English 876: Week 3 - Legislative Action
This week we investigated the uneasy gap between symbolic power - that of protest, performance, creative activism - and legislative power where governance and realpolitik occurs. Or, to put it another way by quoting the documentary, Tucumán Arde, “others, when facing the limits of art, decided to move on in complete absorption of esthetic praxis by political action praxis.” …What do you make of this gap, of these ways of engaging art, social transformation and political power? Use some of the examples we’ve viewed and read about in Electoral Guerilla Theater as a way of thinking through these complicated issues of art and efficacy.
I want to further expand upon the problem I tried to illuminate in class during my rambling response. I worry intensely about the line between real political action, and the possibility of being able to actually make real change. How do we reconcile the idea of that operating within a system of government means that the long standing institutions of that government, including those of a social type that are not codified in the law, influence the possibility of making change? In the same way however, if we abandon the desire to function within the actual laws of our system we serve to potentially make any action we take either illegal, which opens a huge can of worms, or ineffective. The powers that be wish very directly to keep the status quo, and resist the unseating of their power. Do we prioritize direct action that can do the most good the most quickly? Or do we try to work within a corrupt and damaged system to effect long term change?
The Obama administration feels like a direct lesson in this dichotomy. Campaigning on platform of being able to make real change, the energy surrounding him was incredible. And yet, things did not change to the degree most people hoped, because the reality of dealing with government by the rules makes serious change incredible hard to obtain.

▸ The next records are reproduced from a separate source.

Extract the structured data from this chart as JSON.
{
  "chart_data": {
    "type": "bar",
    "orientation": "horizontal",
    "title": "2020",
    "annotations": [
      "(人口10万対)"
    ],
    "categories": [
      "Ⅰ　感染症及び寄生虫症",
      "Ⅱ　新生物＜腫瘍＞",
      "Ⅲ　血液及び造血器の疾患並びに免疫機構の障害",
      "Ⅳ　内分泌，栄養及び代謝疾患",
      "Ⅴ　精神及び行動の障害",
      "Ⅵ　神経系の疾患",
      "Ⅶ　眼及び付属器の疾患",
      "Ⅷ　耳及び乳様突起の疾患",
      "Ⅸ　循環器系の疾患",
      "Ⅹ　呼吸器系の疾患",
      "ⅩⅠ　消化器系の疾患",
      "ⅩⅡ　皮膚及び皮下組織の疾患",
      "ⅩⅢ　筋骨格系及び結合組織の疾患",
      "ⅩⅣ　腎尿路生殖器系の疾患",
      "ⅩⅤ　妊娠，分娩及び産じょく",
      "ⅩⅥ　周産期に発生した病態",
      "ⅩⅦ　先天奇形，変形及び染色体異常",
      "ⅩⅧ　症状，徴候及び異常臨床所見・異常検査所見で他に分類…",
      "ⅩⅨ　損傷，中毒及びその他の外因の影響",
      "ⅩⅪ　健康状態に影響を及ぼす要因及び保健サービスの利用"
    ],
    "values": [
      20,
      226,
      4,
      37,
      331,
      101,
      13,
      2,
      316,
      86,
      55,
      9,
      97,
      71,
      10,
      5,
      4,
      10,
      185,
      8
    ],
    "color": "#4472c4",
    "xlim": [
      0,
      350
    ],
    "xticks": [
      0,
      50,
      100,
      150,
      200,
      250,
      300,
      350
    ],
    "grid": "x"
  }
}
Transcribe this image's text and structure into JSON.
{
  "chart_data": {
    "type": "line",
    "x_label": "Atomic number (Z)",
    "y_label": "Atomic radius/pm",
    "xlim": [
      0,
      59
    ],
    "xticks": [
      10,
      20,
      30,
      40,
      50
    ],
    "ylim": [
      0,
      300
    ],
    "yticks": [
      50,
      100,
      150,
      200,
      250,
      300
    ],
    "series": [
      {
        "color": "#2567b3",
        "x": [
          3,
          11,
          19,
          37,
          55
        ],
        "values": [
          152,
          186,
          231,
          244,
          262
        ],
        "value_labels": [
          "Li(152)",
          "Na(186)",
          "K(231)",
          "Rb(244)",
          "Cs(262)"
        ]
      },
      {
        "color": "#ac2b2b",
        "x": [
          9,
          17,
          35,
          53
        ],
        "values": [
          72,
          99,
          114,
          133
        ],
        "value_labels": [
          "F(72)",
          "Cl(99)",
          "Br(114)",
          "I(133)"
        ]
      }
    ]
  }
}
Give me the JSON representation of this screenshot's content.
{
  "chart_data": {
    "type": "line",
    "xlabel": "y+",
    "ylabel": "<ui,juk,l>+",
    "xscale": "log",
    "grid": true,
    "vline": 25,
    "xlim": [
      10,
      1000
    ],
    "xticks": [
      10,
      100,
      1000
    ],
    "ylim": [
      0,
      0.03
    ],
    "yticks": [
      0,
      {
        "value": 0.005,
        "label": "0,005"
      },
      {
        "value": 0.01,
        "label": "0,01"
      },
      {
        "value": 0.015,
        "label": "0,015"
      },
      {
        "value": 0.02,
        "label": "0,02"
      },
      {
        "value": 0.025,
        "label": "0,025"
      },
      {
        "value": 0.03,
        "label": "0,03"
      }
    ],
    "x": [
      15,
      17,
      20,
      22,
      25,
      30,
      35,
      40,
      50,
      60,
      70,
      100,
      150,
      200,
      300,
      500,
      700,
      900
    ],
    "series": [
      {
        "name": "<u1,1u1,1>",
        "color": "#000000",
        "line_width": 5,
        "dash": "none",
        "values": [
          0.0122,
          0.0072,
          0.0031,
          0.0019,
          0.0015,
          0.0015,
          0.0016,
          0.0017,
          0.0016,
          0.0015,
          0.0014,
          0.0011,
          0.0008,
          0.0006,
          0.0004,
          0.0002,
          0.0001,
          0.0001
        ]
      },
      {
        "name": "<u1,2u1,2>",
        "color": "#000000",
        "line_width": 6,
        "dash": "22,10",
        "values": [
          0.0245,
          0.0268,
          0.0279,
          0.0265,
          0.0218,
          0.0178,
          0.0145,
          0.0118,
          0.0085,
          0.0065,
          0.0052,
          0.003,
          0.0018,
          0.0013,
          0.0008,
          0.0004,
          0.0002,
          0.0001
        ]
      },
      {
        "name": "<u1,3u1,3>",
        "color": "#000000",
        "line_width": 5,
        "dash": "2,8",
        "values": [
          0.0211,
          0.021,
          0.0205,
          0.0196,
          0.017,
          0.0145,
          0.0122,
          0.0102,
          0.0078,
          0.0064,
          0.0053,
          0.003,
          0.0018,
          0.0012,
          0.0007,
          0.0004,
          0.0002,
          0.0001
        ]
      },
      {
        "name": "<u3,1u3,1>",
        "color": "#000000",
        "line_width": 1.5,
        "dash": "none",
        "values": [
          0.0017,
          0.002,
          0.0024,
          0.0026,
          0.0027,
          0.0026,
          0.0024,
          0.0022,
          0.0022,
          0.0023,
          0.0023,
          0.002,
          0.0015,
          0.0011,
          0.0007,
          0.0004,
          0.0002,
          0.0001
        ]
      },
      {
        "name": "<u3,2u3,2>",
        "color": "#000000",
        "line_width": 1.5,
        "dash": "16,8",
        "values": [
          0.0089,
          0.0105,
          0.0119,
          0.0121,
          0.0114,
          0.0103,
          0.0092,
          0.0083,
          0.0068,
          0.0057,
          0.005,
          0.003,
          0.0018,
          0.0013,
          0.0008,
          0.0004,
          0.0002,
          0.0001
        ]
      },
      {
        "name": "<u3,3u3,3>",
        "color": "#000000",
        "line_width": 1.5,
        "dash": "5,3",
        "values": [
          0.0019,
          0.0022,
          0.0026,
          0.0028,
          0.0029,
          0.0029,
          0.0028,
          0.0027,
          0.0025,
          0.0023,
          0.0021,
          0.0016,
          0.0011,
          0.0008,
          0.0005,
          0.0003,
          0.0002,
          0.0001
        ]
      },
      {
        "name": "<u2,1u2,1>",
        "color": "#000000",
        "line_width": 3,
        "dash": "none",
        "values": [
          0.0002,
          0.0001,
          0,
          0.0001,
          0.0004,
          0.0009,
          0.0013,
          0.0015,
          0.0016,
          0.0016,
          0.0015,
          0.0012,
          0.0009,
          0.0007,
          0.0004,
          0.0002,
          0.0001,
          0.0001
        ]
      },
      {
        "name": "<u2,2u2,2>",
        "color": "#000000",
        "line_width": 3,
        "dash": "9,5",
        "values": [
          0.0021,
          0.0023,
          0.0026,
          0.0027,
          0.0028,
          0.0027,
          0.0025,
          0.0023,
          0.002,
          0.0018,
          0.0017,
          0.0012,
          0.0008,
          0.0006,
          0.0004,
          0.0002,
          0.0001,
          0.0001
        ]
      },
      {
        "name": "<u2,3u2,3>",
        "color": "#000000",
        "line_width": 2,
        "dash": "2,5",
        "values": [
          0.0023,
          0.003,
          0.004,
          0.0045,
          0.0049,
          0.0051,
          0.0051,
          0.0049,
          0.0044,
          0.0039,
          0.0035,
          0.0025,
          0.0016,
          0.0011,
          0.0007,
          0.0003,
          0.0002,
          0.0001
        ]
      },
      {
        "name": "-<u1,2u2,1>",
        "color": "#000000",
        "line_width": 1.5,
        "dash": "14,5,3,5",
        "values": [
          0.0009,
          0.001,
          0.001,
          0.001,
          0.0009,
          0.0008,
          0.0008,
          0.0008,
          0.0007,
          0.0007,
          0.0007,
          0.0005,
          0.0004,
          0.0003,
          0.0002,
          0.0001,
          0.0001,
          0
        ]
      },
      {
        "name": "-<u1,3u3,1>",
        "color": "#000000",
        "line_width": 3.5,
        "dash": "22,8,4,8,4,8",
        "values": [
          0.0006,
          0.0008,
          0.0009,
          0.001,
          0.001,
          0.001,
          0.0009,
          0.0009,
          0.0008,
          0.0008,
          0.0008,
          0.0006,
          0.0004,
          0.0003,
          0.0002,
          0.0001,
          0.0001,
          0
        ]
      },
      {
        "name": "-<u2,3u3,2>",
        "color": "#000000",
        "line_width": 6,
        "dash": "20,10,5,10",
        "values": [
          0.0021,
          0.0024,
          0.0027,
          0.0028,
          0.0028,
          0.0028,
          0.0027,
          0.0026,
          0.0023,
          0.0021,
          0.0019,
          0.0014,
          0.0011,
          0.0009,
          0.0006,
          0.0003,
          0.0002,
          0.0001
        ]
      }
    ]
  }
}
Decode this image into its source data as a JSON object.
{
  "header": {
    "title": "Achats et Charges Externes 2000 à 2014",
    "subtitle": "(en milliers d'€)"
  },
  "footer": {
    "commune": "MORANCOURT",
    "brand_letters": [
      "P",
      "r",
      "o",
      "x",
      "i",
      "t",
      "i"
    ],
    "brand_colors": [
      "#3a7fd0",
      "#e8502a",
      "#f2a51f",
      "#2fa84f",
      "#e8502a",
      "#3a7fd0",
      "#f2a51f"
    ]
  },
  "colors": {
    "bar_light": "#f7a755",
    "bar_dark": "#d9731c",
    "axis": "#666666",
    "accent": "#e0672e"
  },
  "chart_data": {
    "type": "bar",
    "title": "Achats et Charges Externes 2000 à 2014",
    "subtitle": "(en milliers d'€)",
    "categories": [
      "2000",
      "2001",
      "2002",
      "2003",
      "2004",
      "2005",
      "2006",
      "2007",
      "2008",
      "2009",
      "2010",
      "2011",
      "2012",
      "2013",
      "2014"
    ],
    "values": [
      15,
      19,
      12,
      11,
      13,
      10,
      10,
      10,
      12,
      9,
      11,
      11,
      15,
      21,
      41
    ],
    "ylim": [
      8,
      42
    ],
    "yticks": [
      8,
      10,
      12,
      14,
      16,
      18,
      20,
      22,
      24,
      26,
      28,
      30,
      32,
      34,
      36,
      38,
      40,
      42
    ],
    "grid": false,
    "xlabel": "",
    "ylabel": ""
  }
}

So, to turn to the Kabouters, who managed to leverage their disdain and disregard for the political system into direct political power, and then failed the direct revolutionary goals they laid out, while managing an incredible amount of local and communitarian improvement. Is it the fact that their ideology was in opposition to the system of government they faced? Or was it their own unwillingness to work within that system, by and large, that doomed the power they were handed? The establishment government intended to resist them, to what degree does that contribute? These exact issues vex me continuously, but I think the point Lane made in class was the correct one to take away, the fact that they made direct real change in the neighborhoods they came from, that remains to this day. By setting those systems up ideologically, and then politically, they are extremely hardy, not unlike The Affordable Care act has been so far into the Trump administration. Perhaps this is the answer then, that direct action can, and does, happen until revolution is ready. I worry however what an form that will take in our country.
So, in order to make some sense of the rambling thoughts of the previous 400 words, I comes to this point: The symbolic power of protest and art can change the hearts and minds of the people, who, in representative democracies, can leverage this affective power into real political change. And yet, the entrenched institutions, both social and political, look to concentrate power and capital, and resist any change that adversely effects them. While I believe that ignoring the real political process of government because a group is disenchanted with it is naive, I also understand the feeling. Looking at groups who have accomplished real change under the systems, by power and perseverance, seems to be the best hope in my mind.
Excluding the fact that we must always punch the Nazi's. Because they don't want to play by anyone's rules.